The ship loses lives instantly when the game starts. The player spawns on top of an asteroid the spawner just made, and the collision system runs in the same frame. Move the spawner call below the collision call:

ts
collisionSystem(loseLife);
spawnerSystem(dt);

Or start the player closer to the bottom edge, away from the spawn zone. Or have the spawner skip its first half-second so the player has a beat to react.

Game Over appears but space doesn't restart. Make sure update checks gameState === "gameOver" and calls restartGame(). Also check that restartGame actually sets gameState = "playing" — without that line, the game stays frozen.

Score is something like 13.4823. That's score = score + dt with dt in seconds.
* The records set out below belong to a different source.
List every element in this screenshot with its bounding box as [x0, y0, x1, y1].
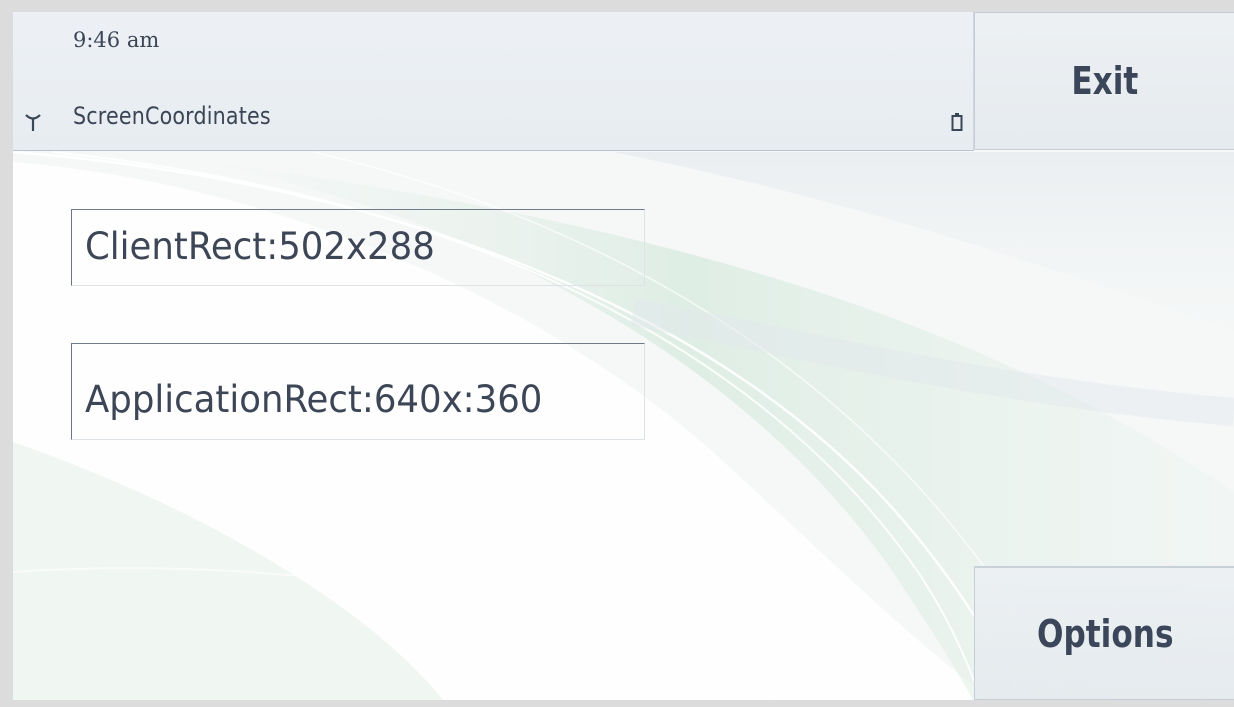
application-rect-label-box: ApplicationRect:640x:360: [71, 343, 645, 440]
application-rect-label: ApplicationRect:640x:360: [85, 378, 543, 421]
client-rect-label-box: ClientRect:502x288: [71, 209, 645, 286]
client-rect-label: ClientRect:502x288: [85, 225, 435, 268]
app-title: ScreenCoordinates: [73, 102, 271, 130]
options-softkey-label: Options: [1036, 611, 1174, 656]
exit-softkey-label: Exit: [1071, 59, 1139, 103]
app-screen: 9:46 am ScreenCoordinates Exit ClientRec…: [13, 12, 1234, 700]
exit-softkey-button[interactable]: Exit: [974, 12, 1234, 150]
status-pane: 9:46 am ScreenCoordinates: [13, 12, 974, 151]
options-softkey-button[interactable]: Options: [974, 566, 1234, 700]
signal-antenna-icon: [25, 114, 41, 131]
battery-icon: [951, 113, 963, 131]
clock-time: 9:46 am: [73, 28, 160, 52]
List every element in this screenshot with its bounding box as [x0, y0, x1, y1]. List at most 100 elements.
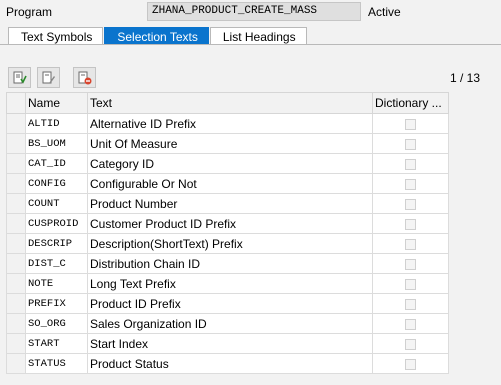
table-row[interactable]: CONFIG Configurable Or Not [6, 173, 449, 194]
dictionary-checkbox[interactable] [405, 198, 416, 210]
dictionary-checkbox[interactable] [405, 358, 416, 370]
row-selector[interactable] [6, 353, 26, 374]
row-selector[interactable] [6, 153, 26, 174]
table-row[interactable]: START Start Index [6, 333, 449, 354]
column-header-name[interactable]: Name [25, 92, 88, 114]
cell-text-input[interactable]: Sales Organization ID [87, 313, 373, 334]
cell-text-input[interactable]: Start Index [87, 333, 373, 354]
row-selector[interactable] [6, 273, 26, 294]
row-selector[interactable] [6, 173, 26, 194]
column-header-dictionary[interactable]: Dictionary ... [372, 92, 449, 114]
cell-name: SO_ORG [25, 313, 88, 334]
dictionary-checkbox[interactable] [405, 338, 416, 350]
delete-icon [78, 71, 92, 85]
dictionary-checkbox[interactable] [405, 318, 416, 330]
cell-text-input[interactable]: Alternative ID Prefix [87, 113, 373, 134]
cell-text-input[interactable]: Unit Of Measure [87, 133, 373, 154]
dictionary-checkbox[interactable] [405, 158, 416, 170]
row-selector[interactable] [6, 333, 26, 354]
tab-list-headings[interactable]: List Headings [209, 27, 307, 44]
program-label: Program [6, 5, 53, 19]
tab-selection-texts[interactable]: Selection Texts [104, 27, 209, 44]
cell-dictionary [372, 253, 449, 274]
table-row[interactable]: COUNT Product Number [6, 193, 449, 214]
row-selector[interactable] [6, 233, 26, 254]
cell-dictionary [372, 153, 449, 174]
row-selector-header[interactable] [6, 92, 26, 114]
row-selector[interactable] [6, 113, 26, 134]
check-icon [13, 71, 27, 84]
program-name-field[interactable]: ZHANA_PRODUCT_CREATE_MASS [147, 2, 361, 21]
row-selector[interactable] [6, 133, 26, 154]
table-row[interactable]: CUSPROID Customer Product ID Prefix [6, 213, 449, 234]
dictionary-checkbox[interactable] [405, 118, 416, 130]
focus-corner [89, 115, 94, 120]
dictionary-checkbox[interactable] [405, 238, 416, 250]
row-selector[interactable] [6, 193, 26, 214]
dictionary-checkbox[interactable] [405, 258, 416, 270]
cell-name: STATUS [25, 353, 88, 374]
tab-text-symbols[interactable]: Text Symbols [8, 27, 104, 44]
table-row[interactable]: SO_ORG Sales Organization ID [6, 313, 449, 334]
cell-text-input[interactable]: Configurable Or Not [87, 173, 373, 194]
cell-name: ALTID [25, 113, 88, 134]
cell-name: COUNT [25, 193, 88, 214]
cell-name: BS_UOM [25, 133, 88, 154]
row-selector[interactable] [6, 253, 26, 274]
dictionary-checkbox[interactable] [405, 298, 416, 310]
cell-name: CONFIG [25, 173, 88, 194]
focus-corner [367, 128, 372, 133]
cell-text-input[interactable]: Distribution Chain ID [87, 253, 373, 274]
cell-text-input[interactable]: Customer Product ID Prefix [87, 213, 373, 234]
cell-name: DIST_C [25, 253, 88, 274]
selection-texts-panel: 1 / 13 Name Text Dictionary ... ALTID Alt… [0, 45, 501, 385]
tab-strip: Text Symbols Selection Texts List Headin… [8, 27, 308, 45]
row-selector[interactable] [6, 313, 26, 334]
table-row[interactable]: BS_UOM Unit Of Measure [6, 133, 449, 154]
cell-dictionary [372, 273, 449, 294]
row-selector[interactable] [6, 293, 26, 314]
focus-corner [367, 115, 372, 120]
dictionary-checkbox[interactable] [405, 278, 416, 290]
cell-dictionary [372, 173, 449, 194]
table-row[interactable]: STATUS Product Status [6, 353, 449, 374]
dictionary-checkbox[interactable] [405, 218, 416, 230]
delete-button[interactable] [73, 67, 96, 88]
table-row[interactable]: DIST_C Distribution Chain ID [6, 253, 449, 274]
cell-dictionary [372, 113, 449, 134]
cell-text-input[interactable]: Description(ShortText) Prefix [87, 233, 373, 254]
cell-dictionary [372, 293, 449, 314]
table-row[interactable]: CAT_ID Category ID [6, 153, 449, 174]
table-row[interactable]: DESCRIP Description(ShortText) Prefix [6, 233, 449, 254]
cell-dictionary [372, 233, 449, 254]
page-counter: 1 / 13 [450, 71, 481, 85]
cell-name: START [25, 333, 88, 354]
edit-button[interactable] [37, 67, 60, 88]
cell-text-input[interactable]: Product Number [87, 193, 373, 214]
cell-text-input[interactable]: Long Text Prefix [87, 273, 373, 294]
table-row[interactable]: PREFIX Product ID Prefix [6, 293, 449, 314]
table-row[interactable]: NOTE Long Text Prefix [6, 273, 449, 294]
cell-text-input[interactable]: Product ID Prefix [87, 293, 373, 314]
dictionary-checkbox[interactable] [405, 138, 416, 150]
column-header-text[interactable]: Text [87, 92, 373, 114]
cell-name: PREFIX [25, 293, 88, 314]
cell-dictionary [372, 333, 449, 354]
check-button[interactable] [8, 67, 31, 88]
program-header: Program ZHANA_PRODUCT_CREATE_MASS Active [0, 0, 501, 24]
table-row[interactable]: ALTID Alternative ID Prefix [6, 113, 449, 134]
cell-dictionary [372, 193, 449, 214]
table-body: ALTID Alternative ID Prefix BS_UOM Unit Of … [6, 113, 449, 374]
cell-dictionary [372, 133, 449, 154]
cell-name: CUSPROID [25, 213, 88, 234]
selection-texts-table: Name Text Dictionary ... ALTID Alternativ… [6, 92, 449, 374]
dictionary-checkbox[interactable] [405, 178, 416, 190]
cell-name: DESCRIP [25, 233, 88, 254]
cell-text-input[interactable]: Category ID [87, 153, 373, 174]
row-selector[interactable] [6, 213, 26, 234]
table-header-row: Name Text Dictionary ... [6, 92, 449, 114]
cell-dictionary [372, 213, 449, 234]
cell-name: CAT_ID [25, 153, 88, 174]
cell-text-input[interactable]: Product Status [87, 353, 373, 374]
cell-dictionary [372, 353, 449, 374]
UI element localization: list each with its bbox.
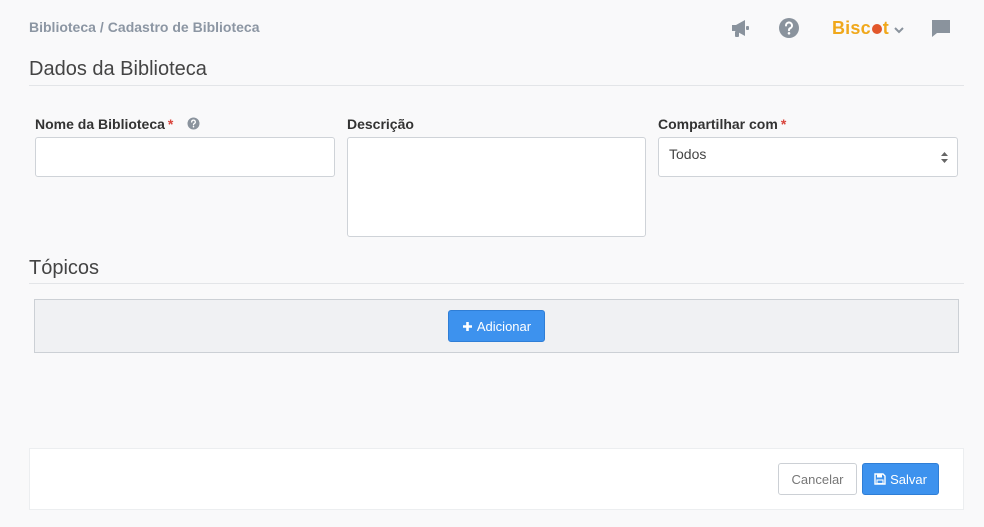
plus-icon xyxy=(462,321,473,332)
save-button[interactable]: Salvar xyxy=(862,463,939,495)
divider xyxy=(29,85,964,86)
share-with-label: Compartilhar com * xyxy=(658,116,786,132)
floppy-disk-icon xyxy=(874,473,886,485)
breadcrumb-item-biblioteca[interactable]: Biblioteca xyxy=(29,19,96,35)
description-textarea[interactable] xyxy=(347,137,646,237)
share-with-label-text: Compartilhar com xyxy=(658,116,778,132)
breadcrumb: Biblioteca / Cadastro de Biblioteca xyxy=(29,19,260,35)
save-label: Salvar xyxy=(890,471,927,487)
top-icons: Bisc t xyxy=(728,14,954,42)
library-name-input[interactable] xyxy=(35,137,335,177)
topics-panel: Adicionar xyxy=(34,299,959,353)
description-label: Descrição xyxy=(347,116,414,132)
question-icon[interactable] xyxy=(187,117,200,133)
logo-text-start: Bisc xyxy=(831,17,871,38)
select-arrows-icon xyxy=(940,151,949,167)
section-title-library-data: Dados da Biblioteca xyxy=(29,58,207,80)
name-label: Nome da Biblioteca * xyxy=(35,116,200,133)
logo-text-end: t xyxy=(882,17,889,38)
breadcrumb-separator: / xyxy=(99,19,104,35)
cancel-label: Cancelar xyxy=(791,471,844,487)
add-topic-label: Adicionar xyxy=(476,318,532,334)
breadcrumb-item-current: Cadastro de Biblioteca xyxy=(107,19,260,35)
share-with-select[interactable]: Todos xyxy=(658,137,958,177)
share-with-selected-value: Todos xyxy=(669,146,707,162)
cancel-button[interactable]: Cancelar xyxy=(778,463,857,495)
megaphone-icon[interactable] xyxy=(728,15,754,41)
add-topic-button[interactable]: Adicionar xyxy=(448,310,545,342)
top-bar: Biblioteca / Cadastro de Biblioteca Bisc t xyxy=(0,0,984,56)
required-mark: * xyxy=(167,116,174,132)
chat-icon[interactable] xyxy=(928,15,954,41)
chevron-down-icon xyxy=(894,18,904,39)
logo-dot-icon xyxy=(871,24,882,34)
section-title-topics: Tópicos xyxy=(29,257,100,279)
form-footer: Cancelar Salvar xyxy=(29,448,964,510)
help-icon[interactable] xyxy=(776,15,802,41)
divider xyxy=(29,283,964,284)
required-mark: * xyxy=(780,116,787,132)
brand-logo[interactable]: Bisc t xyxy=(832,18,904,39)
name-label-text: Nome da Biblioteca xyxy=(35,116,165,132)
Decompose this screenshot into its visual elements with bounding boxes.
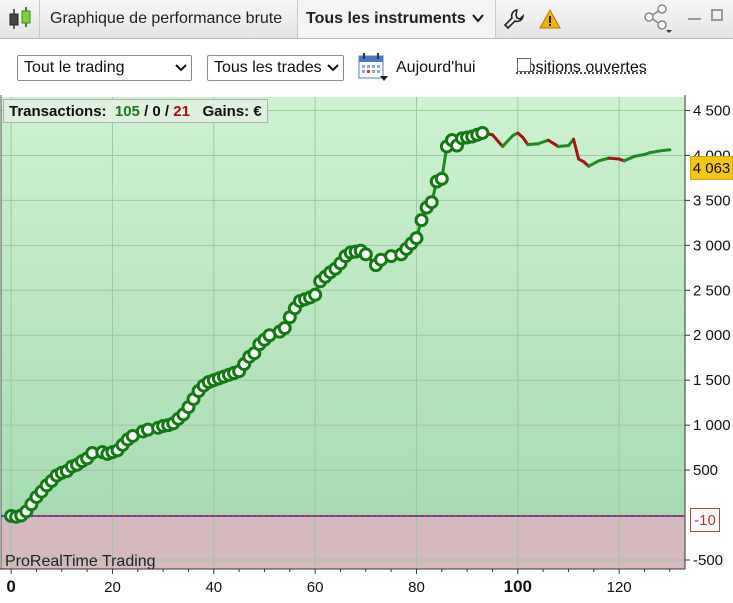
tab-bar: Graphique de performance brute Tous les …	[0, 0, 733, 39]
performance-chart: 4 5004 0003 5003 0002 5002 0001 5001 000…	[0, 95, 731, 596]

Display Math.floor(score) in the HUD (or round it however you'd like). The internal value is fine as a float.

"Cannot read properties of undefined (reading 'x')." You probably called collisionSystem beforemovementSystem, and your iteration ordering happened to look up a position that was already cleaned up earlier in the frame. Order the systems input → movement → spawn → collision → cleanup.

What you just did

  • Wrote a collision system that nests two for...in loops — the first system in this course to combine two markers.
  • Added game-level state (lives, score, gameState) outside of any component bucket.
  • Wired a callback (loseLife) into the collision system so it can affect game state without knowing about it.
  • Restart logic, HUD, and Game Over screen.

New words:

  • AABB — axis-aligned bounding box. The simplest 2D collision shape.
  • Callback — a function passed as a parameter so the receiver can call it without knowing what it does.
  • Spatial partitioning — speeding up pair-checks by only comparing nearby things. Not built here; worth knowing about.

What this whole course was about

Four short units. Each one cashed in a piece of the ECS bet:

  • Unit 1Data, separate from behavior. Components live in buckets keyed by entity ID. Systems are stateless functions over the buckets. Moving an entity is the same code whether there's one or a thousand.
  • Unit 2Marker components. Some "components" carry no data; their presence is the signal. Markers let systems pick the smallest meaningful bucket to loop.
  • Unit 3Spawning at scale. One spawner system makes a new entity every half-second. Movement and Render handle it for free, because they only care about components, not identity.
  • Unit 4Two-bucket systems. Collision pairs entities across markers. Game state lives outside the ECS, plugged in through a callback.

The big idea: identity is just an ID; what an entity is, is what components it has. Drop a lasers marker on an entity and the laser-systems pick it up. Strip a velocities row off and the movement system ignores it. Composition is by attribute, not by inheritance.

That shape — entities, components, systems — shows up across modern game engines (Unity DOTS, Bevy, Flecs, Overwatch's internal engine) and in some weird non-game places too: stream processing, certain databases, GPU shader pipelines. Different names, same shape: separate the data from the procedures that walk it, and write the procedures so they don't care where they're called from.

Course 6 done. The asteroid field stays in your folder — open any of the system files, swap a number, save, and watch something else happen. The bones are real.